For their initial season in 2005, one B05/40 would be used by Intersport Racing in the American Le Mans Series season, while Chamberlain-Synergy Motorsport, Lista Racing, Ray Mallock Ltd. and Binnie Motorsports competed in the Le Mans Endurance Series. In the ALMS, Intersport would easily take the LMP2 championship with five victories over the season. Meanwhile, in the LMES, Chamberlain-Synergy would take the LMP2 championship, while Ray Mallock would take second and Horag fourth, with each of the three teams managing one win over the season.
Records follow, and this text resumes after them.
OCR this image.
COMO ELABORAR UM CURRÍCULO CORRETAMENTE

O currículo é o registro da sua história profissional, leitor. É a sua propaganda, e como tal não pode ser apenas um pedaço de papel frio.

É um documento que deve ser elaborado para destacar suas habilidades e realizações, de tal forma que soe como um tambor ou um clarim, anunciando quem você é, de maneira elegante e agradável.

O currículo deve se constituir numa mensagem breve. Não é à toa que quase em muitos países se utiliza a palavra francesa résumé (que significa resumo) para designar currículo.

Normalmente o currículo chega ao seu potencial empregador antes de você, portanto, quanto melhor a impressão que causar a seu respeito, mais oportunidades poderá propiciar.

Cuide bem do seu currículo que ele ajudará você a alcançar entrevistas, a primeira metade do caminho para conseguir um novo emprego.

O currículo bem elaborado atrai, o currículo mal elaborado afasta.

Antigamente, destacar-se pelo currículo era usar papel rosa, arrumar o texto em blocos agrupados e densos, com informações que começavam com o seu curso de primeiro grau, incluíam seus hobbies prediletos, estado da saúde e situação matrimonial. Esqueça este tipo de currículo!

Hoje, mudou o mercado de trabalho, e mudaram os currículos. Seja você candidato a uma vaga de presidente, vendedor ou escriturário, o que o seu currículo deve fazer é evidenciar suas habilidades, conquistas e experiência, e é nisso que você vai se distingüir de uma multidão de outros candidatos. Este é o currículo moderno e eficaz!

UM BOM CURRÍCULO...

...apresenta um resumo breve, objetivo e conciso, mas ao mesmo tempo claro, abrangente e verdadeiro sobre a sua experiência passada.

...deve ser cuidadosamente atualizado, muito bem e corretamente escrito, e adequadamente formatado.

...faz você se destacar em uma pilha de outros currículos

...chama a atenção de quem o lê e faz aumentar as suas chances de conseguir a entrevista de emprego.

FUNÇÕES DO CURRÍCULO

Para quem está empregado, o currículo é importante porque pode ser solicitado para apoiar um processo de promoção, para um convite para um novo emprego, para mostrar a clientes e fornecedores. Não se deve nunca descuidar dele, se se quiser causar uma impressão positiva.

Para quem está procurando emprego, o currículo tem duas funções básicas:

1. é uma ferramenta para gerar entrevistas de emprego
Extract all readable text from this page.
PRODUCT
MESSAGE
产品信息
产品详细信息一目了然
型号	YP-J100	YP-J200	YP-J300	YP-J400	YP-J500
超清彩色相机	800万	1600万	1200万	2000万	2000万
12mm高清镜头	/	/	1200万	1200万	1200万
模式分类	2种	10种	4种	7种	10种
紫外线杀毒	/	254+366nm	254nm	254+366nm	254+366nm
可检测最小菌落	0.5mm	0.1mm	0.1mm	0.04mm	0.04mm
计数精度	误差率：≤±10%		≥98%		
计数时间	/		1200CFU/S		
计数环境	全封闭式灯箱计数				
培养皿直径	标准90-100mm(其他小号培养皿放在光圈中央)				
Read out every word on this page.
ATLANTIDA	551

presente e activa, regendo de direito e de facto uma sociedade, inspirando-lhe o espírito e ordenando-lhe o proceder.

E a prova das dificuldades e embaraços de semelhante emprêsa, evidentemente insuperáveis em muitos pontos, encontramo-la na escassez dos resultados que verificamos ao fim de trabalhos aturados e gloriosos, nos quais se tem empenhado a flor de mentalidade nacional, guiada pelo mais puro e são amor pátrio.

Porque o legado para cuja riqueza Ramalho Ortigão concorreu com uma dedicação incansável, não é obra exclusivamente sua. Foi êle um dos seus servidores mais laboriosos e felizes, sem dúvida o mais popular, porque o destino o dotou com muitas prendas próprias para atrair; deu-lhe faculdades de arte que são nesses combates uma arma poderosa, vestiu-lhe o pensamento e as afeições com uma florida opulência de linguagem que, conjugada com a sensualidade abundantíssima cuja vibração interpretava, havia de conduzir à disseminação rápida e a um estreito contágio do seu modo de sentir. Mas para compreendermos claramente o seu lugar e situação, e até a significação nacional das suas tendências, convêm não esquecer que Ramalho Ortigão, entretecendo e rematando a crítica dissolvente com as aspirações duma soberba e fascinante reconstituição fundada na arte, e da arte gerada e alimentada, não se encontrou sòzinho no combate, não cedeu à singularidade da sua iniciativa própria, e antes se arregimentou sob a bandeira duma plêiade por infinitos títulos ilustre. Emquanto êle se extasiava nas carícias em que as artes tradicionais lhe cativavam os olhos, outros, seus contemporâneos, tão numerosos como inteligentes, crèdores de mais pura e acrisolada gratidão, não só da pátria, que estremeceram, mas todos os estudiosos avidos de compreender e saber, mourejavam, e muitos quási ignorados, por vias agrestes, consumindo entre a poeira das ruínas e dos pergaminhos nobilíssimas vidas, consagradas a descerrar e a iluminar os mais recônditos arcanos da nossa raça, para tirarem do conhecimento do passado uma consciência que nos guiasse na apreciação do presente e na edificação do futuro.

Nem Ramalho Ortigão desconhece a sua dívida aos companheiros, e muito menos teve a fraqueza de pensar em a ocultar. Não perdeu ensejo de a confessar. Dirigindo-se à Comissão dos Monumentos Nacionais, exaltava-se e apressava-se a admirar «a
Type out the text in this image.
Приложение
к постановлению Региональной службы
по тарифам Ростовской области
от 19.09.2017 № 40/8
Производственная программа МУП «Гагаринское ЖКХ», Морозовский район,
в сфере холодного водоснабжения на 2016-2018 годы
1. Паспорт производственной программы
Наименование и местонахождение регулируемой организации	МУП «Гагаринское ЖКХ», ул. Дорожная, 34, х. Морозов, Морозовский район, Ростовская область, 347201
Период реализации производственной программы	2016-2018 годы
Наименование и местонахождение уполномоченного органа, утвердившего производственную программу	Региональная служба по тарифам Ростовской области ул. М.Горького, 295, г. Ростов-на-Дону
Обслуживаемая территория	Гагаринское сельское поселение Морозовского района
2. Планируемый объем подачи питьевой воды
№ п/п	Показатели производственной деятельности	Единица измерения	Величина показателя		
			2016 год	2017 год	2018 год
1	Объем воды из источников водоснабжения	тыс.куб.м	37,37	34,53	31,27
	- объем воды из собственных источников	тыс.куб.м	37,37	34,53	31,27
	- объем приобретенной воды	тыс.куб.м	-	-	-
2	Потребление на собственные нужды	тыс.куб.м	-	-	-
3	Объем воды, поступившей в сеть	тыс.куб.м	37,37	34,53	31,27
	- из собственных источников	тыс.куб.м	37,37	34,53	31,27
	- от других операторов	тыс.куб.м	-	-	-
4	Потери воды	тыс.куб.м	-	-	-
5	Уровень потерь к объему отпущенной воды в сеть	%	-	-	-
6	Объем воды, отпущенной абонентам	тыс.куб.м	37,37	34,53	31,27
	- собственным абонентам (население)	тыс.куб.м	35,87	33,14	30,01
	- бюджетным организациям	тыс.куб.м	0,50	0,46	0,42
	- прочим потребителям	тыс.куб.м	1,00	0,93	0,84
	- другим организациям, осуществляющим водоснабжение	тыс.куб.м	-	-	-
In the middle of the season, at the 24 Hours of Le Mans, Intersport would join Ray Mallock and Chamberlain-Synergy for the endurance event, with Ray Mallock taking the LMP2 victory.

Going into 2006, all of the B05/40 teams would remain, although Chamberlain-Synergy's team would be taken over by ASM Team Racing for Portugal midway through the Le Mans Series season. For Intersport, the American Le Mans Series LMP2 championship could not be retained due to new competition from the Porsche RS Spyder, even though Intersport scored three wins. A similar situation would occur in the LMS, with Barazi-Epsilon's Courage Competition outdoing the Ray Mallock EX264, which had one win. Although Chamberlain Synergy's chassis scored three wins during the season, their take over by ASM Team Racing for Portugal meant that the team's points were split, denying them the championship. For the 24 Hours of Le Mans, Ray Mallock would again take the LMP2 victory, with Intersport, Binnie and Chamberlain-Synergy also participating.

For the 2007 season, Intersport would move to the LMP1 class with a new chassis, while Fernández Racing would join the series with an upgraded B05/40 for use with the Acura Le Mans project. B-K Motorsports would also purchase a new B05/40 for use with their Mazda project, switching from a previous Courage chassis. Ray Mallock, Horag, Binnie and ASM Team Racing for Portugal would all remain in the Le Mans Series, all running with the 2007 upgrades.